Шрифт:
Интервал:
Закладка:
Известно, что Еременко – единственный командующий, которого Сталин навещал в госпитале.
Нина Еременко: Это произошло еще до нашего знакомства в конце января 1942 года. Как раз завершались сражения Московского контрнаступления, в котором Брянский фронт под командованием Андрея Ивановича принимал активное участие. Осколком ему раздробило кости голени на правой ноге. Самолет, который должен был доставить раненого командующего, упал.

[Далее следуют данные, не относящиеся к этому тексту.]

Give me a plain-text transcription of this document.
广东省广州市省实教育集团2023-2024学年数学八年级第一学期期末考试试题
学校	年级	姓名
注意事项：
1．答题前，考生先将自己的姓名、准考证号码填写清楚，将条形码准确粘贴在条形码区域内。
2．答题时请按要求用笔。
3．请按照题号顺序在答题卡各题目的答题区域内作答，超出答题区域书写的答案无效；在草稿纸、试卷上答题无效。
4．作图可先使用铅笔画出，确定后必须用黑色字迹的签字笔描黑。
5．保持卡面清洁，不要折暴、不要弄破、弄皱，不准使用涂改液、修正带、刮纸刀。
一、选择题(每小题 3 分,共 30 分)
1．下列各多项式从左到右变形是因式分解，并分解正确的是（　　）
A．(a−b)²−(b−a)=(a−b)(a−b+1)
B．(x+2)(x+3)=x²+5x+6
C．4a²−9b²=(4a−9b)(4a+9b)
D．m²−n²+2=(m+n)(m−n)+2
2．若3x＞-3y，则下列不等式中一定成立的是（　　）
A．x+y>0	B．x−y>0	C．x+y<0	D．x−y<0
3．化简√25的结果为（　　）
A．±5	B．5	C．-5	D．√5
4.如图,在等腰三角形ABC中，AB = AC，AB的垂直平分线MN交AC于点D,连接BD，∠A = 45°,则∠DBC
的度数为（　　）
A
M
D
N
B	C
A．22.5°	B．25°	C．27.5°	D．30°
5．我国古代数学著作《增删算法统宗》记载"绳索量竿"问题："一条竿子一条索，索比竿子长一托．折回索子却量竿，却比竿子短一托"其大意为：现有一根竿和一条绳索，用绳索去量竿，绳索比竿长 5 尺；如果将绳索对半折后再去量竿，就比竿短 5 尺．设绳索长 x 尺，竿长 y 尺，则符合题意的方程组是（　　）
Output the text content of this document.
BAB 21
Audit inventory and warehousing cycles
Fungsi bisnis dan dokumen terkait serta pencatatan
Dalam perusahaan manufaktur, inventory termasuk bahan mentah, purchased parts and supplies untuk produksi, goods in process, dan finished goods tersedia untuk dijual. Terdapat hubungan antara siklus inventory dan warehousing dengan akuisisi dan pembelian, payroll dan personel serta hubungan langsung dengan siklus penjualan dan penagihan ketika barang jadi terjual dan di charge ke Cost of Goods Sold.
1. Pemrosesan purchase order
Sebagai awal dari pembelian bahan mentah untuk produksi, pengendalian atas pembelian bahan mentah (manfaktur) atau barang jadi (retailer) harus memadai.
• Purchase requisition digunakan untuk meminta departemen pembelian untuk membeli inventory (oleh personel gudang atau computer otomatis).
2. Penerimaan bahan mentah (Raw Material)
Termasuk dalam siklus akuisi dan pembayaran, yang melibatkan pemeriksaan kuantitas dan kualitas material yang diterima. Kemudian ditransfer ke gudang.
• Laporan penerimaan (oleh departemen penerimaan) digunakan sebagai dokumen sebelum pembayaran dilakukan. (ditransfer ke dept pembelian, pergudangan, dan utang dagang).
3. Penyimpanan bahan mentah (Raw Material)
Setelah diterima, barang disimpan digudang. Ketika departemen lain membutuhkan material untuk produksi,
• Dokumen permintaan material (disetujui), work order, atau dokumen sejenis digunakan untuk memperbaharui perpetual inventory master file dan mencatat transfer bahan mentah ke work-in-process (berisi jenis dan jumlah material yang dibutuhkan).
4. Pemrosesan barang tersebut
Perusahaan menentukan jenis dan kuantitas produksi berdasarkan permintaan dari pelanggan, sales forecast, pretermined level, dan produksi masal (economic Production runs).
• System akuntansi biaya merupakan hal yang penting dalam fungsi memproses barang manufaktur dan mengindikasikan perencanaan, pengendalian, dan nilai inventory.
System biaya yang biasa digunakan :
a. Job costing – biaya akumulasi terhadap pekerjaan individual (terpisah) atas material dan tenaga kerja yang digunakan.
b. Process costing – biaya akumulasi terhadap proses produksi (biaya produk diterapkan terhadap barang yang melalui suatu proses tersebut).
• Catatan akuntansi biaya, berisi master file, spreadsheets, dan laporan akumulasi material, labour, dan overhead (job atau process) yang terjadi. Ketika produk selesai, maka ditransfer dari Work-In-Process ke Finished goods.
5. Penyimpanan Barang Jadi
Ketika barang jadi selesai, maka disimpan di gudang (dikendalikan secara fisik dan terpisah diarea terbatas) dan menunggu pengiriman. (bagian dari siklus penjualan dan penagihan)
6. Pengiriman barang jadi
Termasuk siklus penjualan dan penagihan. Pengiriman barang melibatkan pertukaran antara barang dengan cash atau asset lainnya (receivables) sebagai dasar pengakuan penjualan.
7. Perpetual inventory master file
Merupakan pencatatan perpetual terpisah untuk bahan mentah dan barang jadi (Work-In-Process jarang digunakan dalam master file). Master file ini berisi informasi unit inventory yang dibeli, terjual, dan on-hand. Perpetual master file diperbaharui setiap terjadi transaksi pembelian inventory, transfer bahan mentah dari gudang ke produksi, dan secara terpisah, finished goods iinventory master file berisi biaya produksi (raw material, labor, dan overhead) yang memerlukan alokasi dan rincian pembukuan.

И командующий, и пилот остались живы, но удар о землю был таким сильным, что Андрей Иванович надолго потерял сознание. Сталину поначалу доложили, что Еременко погиб. На самом деле его доставили в госпиталь, который располагался в Москве на Арбате. Как-то вечером открывается дверь, и в палату больного входят Сталин, Молотов и Берия. Сталин подошел к кровати, приложил руку ко лбу Андрея Ивановича. Видимо, рука у Сталина была прохладная, и, ощутив холод, Еременко приоткрыл глаза и попытался сказать: «Сталин?» – «Лежите, лежите, товарищ Еременко». Сталин фамилию Еременко произносил почему-то с ударением на предпоследний слог. Когда Сталин ушел, Андрей Иванович снова приоткрыл глаза и почти шепотом переспросил: «Здесь действительно был Сталин?» Видимо, он подумал, что это ему привиделось.
Татьяна Еременко: Интересно, что единственный раз, когда Сталин выехал на фронт, он приезжал именно к отцу. Папе показалось тогда, что этот приезд был как бы извинением Верховного главнокомандующего за то, что Еременко не был должным образом награжден за Сталинград. Они разговаривали несколько часов. В дневниках отца подробно описана эта встреча. Во время разговора Сталину сообщили, что советские войска взяли Белгород и Орел. Верховный спросил у папы: «Андрей Иванович, а что, если мы салютом отблагодарим наших солдат?» Отец ответил: «Да, вы нашли великолепную форму благодарности войскам». С этого дня победы наших войск отмечались салютами.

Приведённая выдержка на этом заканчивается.